Arunya - Sudah, yah. Malam Ini Semuanya Selesai.

10.8K 2.4K 439
                                    

Dulu, oleh Gaga dan Lala, aku diklaim sebagai perempuan yang sangat amat pengertian terhadap kedekatan mereka. Itu alasan terkuat Gaga memilihku. Katanya, selama ini, hubungannya selalu berakhir dengan masalah yang itu-itu saja. Prediksi mereka, kalau denganku, hubungan itu akan panjang umur.

Percaya diriku mengangkasa. Dengan sombongnya aku tepuk dada. Kutunjukkan bahwa Gaga nggak salah pilih. Sebab Arunya ini bukan kaleng-kaleng. Arunya ini beda! Nggak drama, nggak pencemburu buta, superpengertian.

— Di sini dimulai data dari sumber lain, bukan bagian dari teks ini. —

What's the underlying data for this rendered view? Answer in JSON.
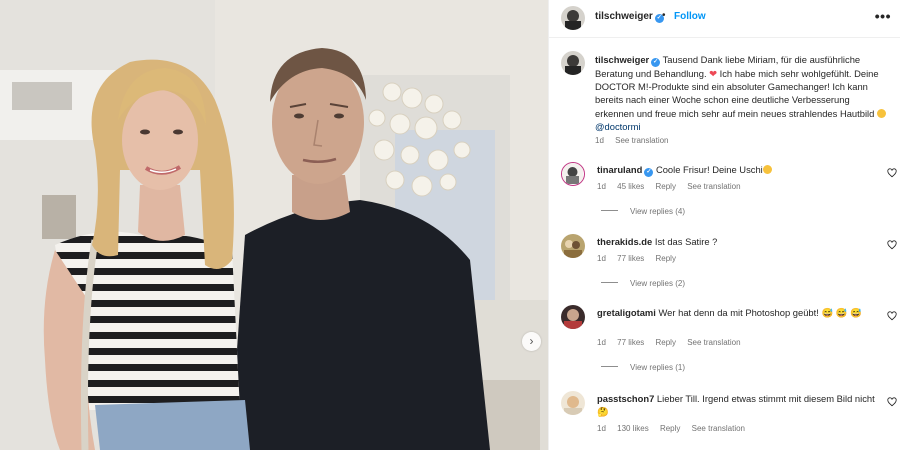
{
  "post": {
    "username": "tilschweiger",
    "follow_label": "Follow",
    "dot": "•",
    "more": "•••"
  },
  "caption": {
    "username": "tilschweiger",
    "text_1": "Tausend Dank liebe Miriam, für die ausführliche Beratung und Behandlung.",
    "text_2": "Ich habe mich sehr wohlgefühlt. Deine DOCTOR M!-Produkte sind ein absoluter Gamechanger! Ich kann bereits nach einer Woche schon eine deutliche Verbesserung erkennen und freue mich sehr auf mein neues strahlendes Hautbild",
    "mention": "@doctormi",
    "time": "1d",
    "translate": "See translation"
  },
  "comments": [
    {
      "username": "tinaruland",
      "verified": true,
      "text": "Coole Frisur! Deine Uschi",
      "emoji": "heart-eyes",
      "time": "1d",
      "likes": "45 likes",
      "reply": "Reply",
      "translate": "See translation",
      "view_replies": "View replies (4)"
    },
    {
      "username": "therakids.de",
      "verified": false,
      "text": "Ist das Satire ?",
      "emoji": "",
      "time": "1d",
      "likes": "77 likes",
      "reply": "Reply",
      "translate": "",
      "view_replies": "View replies (2)"
    },
    {
      "username": "gretaligotami",
      "verified": false,
      "text": "Wer hat denn da mit Photoshop geübt!",
      "emoji": "grin-sweat x3",
      "time": "1d",
      "likes": "77 likes",
      "reply": "Reply",
      "translate": "See translation",
      "view_replies": "View replies (1)"
    },
    {
      "username": "passtschon7",
      "verified": false,
      "text": "Lieber Till. Irgend etwas stimmt mit diesem Bild nicht",
      "emoji": "thinking",
      "time": "1d",
      "likes": "130 likes",
      "reply": "Reply",
      "translate": "See translation",
      "view_replies": ""
    }
  ],
  "icons": {
    "verified": "verified-badge-icon",
    "like": "heart-outline-icon",
    "next": "chevron-right-icon",
    "more": "more-options-icon",
    "red_heart": "red-heart-emoji",
    "heart_eyes": "heart-eyes-emoji"
  },
  "colors": {
    "link_blue": "#0095f6",
    "verified_blue": "#3897f0",
    "text": "#262626",
    "muted": "#737373",
    "mention": "#00376b"
  }
}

Enam bulan pertama, aku santai. Dan bahagia. Itu bertahan sampai satu tahun. Karena mungkin cinta masih berperan penting tumpulkan kejelian. Aku masih bisa tertawa lihat dua sahabat itu rangkul-rangkulan, gelitiki perut dan usap punggung setiap salah satu dari mereka tersendak makanan.

Satu setengah tahun, aku terganggu beberapa hal. Interaksi mereka mulai tularkan panas di hati, berujung mataku pun memerah setiap kali terabaikan tanpa mereka sadari. Jeliku menajam. Aku sadar kesukaanku, adalah bahan ledekan mereka. Sementara kesukaan mereka, adalah siksaan bagiku.

Dua tahun terlampaui, aku ditampar percaya diriku sendiri yang mengendur. Malu, dan ingin buktikan diri bahwa aku kuat. Bahwa aku bukan Arunya kaleng-kaleng. Dua stengah tahun, semakin rumit. Rasaku seperti lukisan abstrak. Banyak warna. Mengasihani diri sendiri, masih ingin bertahan untuk lihat perubahan Gaga, tapi juga ingin putus.

Setiap malam setelah Gaga pulang dari kontrakanku, aku pasti mengetikkan pesan untuknya:

Ga kita putus. Aku dijodohin Mama.

Hapus lagi.

Ga. Aku sepertinya mau hijrah. Brenti pacaran aja ya.

Hapus lagi.

Dan akhirnya pesan-pesan itu tak terkirim. Berlimpah ruah di fitur note ponsel sebagai limbah hatiku.

Setelah itu, setiap pagi sepanjang tahun, kugoblok-gobloki diri sendiri. Menjelang tiga tahun, Gaga resmi membawaku pada keluarganya. Meskipun sebelumnya aku sudah pernah bertemu tanpa sengaja, tapi tak mengurangi kebahagiaan saat kali perdana dikenalkan sebagi pacar. Semua itu berlipat ganda, aku disambut baik-baik oleh Tante Neti dan Om Alwi. Bahkan, mereka ikut menceritakan bagaimana kedekatan Lala dan Gaga supaya mencegah kasus putus yang sama.

Dengan bangga, Gaga rangkul pundakku di depan orangtuanya. "Yang ini beda, Ma, Pa. Dia dekat dengan Lala lebih dulu. Nggak mungkin cemburuan kayak yang lalu-lalu."

Di situ, aku kembali kuat. Perasaan ingin putus kukubur lagi. Karena ada alasan bagus untuk bertahan. Satu kemajuan pesat: pernikahan mulai sering muncul dalam obrolan aku dan Gaga. Walau cuma sebatas lucu-lucuan. Belum ada keseriusan dua belah pihak.

Tepat aniversary yang keempat, Gaga kembali berulah. Sebulan sebelumnya, dia janji akan menemaniku pulang ke Bukit Tinggi, ziarah ke makam papa sekaligus berkenalan dengan keluarga besarku. Tapi, di hari-hari terakhir, dia skip rencana itu demi menemani Lala terbang ke Taipei untuk urusan kerjaan.

Itu superfatal. Aku... merasa nggak berarti sama sekali. Dan, kejadian itu mempelopori keputusanku malam ini. Akhirnya.... tombol flush itu baru saja kutekan. Semua limbah-limbah dalam hatiku luruh bersama kalimat tadi.



***

Pasca dibungkam tentang masalah prioritas. Air muka Gaga terlihat rumit. Seolah tengah memikirkan bagaimana caranya lunasi utang lima miliyar dalam semalam.

"Nya..." Gaga baru bersuara. "Kamu... nggak pernah bilang."

"Dan bikin nasib aku sama kayak Ingga? Aurora, Felisha?" balasku, tercekat. "Yang kamu putusin karena menurutmu cemburu nggak masuk akal?"